Chief Operating Officer at HEART

Claire’s background includes over 25 years of experience across the fields of nonprofit management, philanthropy, communications, and animal protection. She is currently Chief Operating Officer at HEART, a New York-based nonprofit offering PreK-12 humane education programs and teaching resources uniquely designed for a combined focus on social justice, animal protection, and environmental preservation. She previously served as Director, Grant Strategies at the American Society for the Prevention of Cruelty to Animals (ASPCA). While at the ASPCA, Claire was Board President of the national funder affinity group Animal Grantmakers, which she led through a period of major programmatic and financial growth, and she also established the first national funding collaborative dedicated to assisting animals impacted by natural disasters.

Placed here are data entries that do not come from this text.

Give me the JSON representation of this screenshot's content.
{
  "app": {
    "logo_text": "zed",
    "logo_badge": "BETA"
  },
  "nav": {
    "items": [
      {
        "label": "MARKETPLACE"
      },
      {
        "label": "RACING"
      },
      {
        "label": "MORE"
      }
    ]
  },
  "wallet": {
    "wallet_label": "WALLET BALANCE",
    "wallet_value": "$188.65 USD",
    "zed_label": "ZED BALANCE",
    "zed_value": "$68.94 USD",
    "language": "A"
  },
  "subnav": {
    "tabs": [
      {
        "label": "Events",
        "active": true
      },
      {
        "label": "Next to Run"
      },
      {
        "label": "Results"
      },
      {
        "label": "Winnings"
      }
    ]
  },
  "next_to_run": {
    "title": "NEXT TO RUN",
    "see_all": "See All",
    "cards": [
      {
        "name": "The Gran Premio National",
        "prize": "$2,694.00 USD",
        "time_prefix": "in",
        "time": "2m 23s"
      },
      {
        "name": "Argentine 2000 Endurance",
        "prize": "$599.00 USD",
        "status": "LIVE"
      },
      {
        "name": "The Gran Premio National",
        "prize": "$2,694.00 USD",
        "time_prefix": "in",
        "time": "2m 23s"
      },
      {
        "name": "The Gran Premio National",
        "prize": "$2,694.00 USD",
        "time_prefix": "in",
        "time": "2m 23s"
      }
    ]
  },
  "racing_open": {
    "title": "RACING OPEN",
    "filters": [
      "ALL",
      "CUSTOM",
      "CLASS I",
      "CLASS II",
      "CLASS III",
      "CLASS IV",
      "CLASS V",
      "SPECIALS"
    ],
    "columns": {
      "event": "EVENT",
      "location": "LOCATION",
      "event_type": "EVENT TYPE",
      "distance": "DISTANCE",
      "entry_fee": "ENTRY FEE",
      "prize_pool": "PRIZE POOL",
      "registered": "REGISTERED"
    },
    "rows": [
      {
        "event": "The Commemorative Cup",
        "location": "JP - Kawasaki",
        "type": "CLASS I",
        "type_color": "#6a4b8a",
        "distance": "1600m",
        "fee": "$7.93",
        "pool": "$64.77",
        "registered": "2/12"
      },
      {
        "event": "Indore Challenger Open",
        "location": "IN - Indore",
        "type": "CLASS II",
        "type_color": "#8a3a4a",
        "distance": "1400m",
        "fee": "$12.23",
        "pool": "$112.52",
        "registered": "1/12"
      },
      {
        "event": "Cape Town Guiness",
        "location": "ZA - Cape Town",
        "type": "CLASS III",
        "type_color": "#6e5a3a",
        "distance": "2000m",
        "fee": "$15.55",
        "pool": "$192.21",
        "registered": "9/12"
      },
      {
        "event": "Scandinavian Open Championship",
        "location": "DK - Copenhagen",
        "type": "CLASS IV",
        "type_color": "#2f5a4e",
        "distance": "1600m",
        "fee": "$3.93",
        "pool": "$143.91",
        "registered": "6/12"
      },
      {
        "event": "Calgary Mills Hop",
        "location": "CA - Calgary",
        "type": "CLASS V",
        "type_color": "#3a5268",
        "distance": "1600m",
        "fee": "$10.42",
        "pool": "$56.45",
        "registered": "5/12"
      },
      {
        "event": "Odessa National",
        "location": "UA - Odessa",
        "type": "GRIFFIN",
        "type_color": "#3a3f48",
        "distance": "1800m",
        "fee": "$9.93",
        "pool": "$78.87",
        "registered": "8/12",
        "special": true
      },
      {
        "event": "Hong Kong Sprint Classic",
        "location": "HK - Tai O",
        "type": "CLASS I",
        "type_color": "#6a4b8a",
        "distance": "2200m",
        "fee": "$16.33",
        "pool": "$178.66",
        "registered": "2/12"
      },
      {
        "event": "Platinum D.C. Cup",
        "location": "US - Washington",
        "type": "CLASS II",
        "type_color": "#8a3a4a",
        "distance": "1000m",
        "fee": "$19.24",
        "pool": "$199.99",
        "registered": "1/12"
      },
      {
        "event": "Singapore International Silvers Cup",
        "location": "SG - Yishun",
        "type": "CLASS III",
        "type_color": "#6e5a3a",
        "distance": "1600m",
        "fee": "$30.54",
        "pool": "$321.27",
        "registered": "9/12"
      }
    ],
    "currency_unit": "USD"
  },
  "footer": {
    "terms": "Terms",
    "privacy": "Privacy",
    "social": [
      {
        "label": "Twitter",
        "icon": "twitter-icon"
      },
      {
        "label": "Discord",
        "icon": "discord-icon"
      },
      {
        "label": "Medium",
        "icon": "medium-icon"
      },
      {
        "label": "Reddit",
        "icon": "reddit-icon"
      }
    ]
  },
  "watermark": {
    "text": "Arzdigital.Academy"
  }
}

Prior to her tenure at the ASPCA, Claire worked in the fields of fundraising and web design at the Foundation Center (now Candid), the world’s leading source of information on institutional philanthropy. She earned a B.A. in Psychology from Oberlin College. Her personal blog, The Lion’s Share, provides philanthropy-related resources for organizations that better the lives of animals.

Dr. Craig Talmage

Dr. Craig Talmage

Assistant Professor of Entrepreneurial Studies at Hobart and William Smith (HWS) Colleges

Dr. Craig Talmage, Assistant Professor of Entrepreneurial Studies at Hobart and William Smith (HWS) Colleges, Editor-in-Chief of Community Development. Craig has fifteen years of combined not-for-profit, nonprofit and public sector research and leadership experience, and serves as the faculty liaison for the Center for Community Engagement and Service Learning at HWS.

Sir David Attenborough

Ultimately we depend upon the natural world for every mouthful of food that we eat and indeed every lung full of air that we breathe. I mean, if it wasn’t for the natural world the atmosphere would be depleted from oxygen tomorrow.  If there were no trees around, we would suffocate. I mean– and actually, in the course of this particular pandemic that we’re going through, I think people are discovering that they need the natural world for their very sanity. People who have never listened to a bird song, are suddenly thrilled, excited, supported, inspired by the natural world. And they realize they’re not apart from it. They are part of it.